Slipper told Parliament he had been "encouraged" to accept the speaker's job by the actions of his opponents within his own party.

Opposition leader Tony Abbott had warned that any Liberal who accepted the nomination would be expected to resign from the party, and Slipper said he would do just that.

"I do intend to be an independent speaker," Slipper said.

Slipper was elected speaker uncontested. Opposition lawmaker Chris Pyne had nominated nine government lawmakers as alternatives, but each declined the nomination.
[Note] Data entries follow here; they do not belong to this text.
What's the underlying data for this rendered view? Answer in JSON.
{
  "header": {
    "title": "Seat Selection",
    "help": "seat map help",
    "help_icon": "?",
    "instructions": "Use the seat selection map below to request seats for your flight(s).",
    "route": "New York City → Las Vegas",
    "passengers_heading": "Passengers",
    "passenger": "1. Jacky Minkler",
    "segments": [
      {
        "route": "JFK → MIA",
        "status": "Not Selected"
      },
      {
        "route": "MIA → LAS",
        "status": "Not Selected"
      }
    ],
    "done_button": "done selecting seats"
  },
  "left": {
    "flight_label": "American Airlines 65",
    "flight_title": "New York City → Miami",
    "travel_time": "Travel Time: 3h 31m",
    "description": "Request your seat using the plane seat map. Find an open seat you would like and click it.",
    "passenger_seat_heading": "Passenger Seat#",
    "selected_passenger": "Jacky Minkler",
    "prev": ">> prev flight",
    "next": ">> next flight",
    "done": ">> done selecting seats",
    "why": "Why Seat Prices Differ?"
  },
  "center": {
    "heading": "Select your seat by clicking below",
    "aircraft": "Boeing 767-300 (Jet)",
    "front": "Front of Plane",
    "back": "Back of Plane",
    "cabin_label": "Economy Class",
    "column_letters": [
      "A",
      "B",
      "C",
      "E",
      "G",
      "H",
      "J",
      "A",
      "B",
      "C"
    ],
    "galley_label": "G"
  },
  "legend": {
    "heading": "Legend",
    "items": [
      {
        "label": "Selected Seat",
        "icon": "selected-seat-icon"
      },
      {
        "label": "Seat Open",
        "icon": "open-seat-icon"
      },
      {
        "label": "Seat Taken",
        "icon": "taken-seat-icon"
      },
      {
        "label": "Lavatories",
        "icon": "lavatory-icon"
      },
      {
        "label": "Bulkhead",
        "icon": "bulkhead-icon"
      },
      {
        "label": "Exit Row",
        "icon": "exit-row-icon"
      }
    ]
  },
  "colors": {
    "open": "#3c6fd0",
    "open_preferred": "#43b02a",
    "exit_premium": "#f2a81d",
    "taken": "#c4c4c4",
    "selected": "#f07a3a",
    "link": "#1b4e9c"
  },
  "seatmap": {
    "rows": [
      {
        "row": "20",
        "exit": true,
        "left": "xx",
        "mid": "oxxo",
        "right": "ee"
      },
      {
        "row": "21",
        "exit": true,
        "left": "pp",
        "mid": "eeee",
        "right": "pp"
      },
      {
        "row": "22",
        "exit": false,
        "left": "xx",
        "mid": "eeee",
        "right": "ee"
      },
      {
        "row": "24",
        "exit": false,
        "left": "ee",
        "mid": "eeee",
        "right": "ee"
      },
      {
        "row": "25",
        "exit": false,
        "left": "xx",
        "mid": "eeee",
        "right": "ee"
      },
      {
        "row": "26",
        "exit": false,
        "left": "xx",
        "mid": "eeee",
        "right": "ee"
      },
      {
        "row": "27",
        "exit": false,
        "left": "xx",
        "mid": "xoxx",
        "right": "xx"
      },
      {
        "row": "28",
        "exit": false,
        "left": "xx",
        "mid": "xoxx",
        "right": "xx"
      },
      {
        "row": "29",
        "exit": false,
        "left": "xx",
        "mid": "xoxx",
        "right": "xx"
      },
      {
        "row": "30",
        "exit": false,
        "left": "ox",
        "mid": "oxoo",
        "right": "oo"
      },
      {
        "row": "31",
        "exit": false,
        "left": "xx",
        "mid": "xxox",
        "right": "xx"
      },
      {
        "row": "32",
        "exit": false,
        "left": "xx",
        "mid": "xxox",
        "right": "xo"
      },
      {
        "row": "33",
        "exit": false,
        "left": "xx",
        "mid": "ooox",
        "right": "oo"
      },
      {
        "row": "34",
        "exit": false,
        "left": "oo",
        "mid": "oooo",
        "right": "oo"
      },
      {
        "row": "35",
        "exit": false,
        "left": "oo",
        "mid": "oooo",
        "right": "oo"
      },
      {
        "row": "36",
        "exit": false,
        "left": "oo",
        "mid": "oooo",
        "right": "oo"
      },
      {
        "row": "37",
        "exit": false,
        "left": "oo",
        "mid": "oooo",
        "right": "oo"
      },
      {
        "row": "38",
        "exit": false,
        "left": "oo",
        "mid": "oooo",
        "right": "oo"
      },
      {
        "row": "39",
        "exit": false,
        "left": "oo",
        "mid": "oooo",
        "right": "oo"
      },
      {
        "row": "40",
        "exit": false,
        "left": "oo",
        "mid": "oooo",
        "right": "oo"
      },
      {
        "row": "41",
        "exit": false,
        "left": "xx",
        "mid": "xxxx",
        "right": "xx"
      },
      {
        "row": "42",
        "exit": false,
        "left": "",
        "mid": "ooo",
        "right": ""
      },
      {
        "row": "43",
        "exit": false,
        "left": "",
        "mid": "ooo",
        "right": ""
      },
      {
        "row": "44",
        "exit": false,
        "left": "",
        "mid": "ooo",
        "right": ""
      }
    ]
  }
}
"It would be the first time in this country's history that the government did not support one of their own to be speaker of this Parliament," Pyne said as he opposed Slipper's nomination.

Slipper later ordered four opposition lawmakers to leave the chamber for an hour for misbehavior during a rowdy debate. No government lawmaker was ejected.

Abbott told reporters before the speaker vote that Jenkins resigned "so that the government can shore up its numbers on the Parliament."

"This is clearly a government in crisis," he said.

Gillard denied opposition claims that she had orchestrated the power shift. She told Parliament that Jenkins had given her only 90 minutes' notice of his resignation. She said she had had no private discussions with Slipper.

Jenkins had been speaker since Labor won control of the government in 2007. But when Labor formed a minority government with the support of independent lawmakers following elections last year, he agreed to bring more independence to the role by dropping out of Labor policy development.

"In this era of minority government, I have progressively become frustrated at this stricture," Jenkins said.

"My desire is to be able to participate in policy and parliamentary debate, and this would be incompatible with continuing in the role of speaker," he added.

By quitting, Jenkins cuts his salary by 106,000 Australian dollars ($103,000) a year to the base lawmaker's pay of AU$141,000 ($137,000).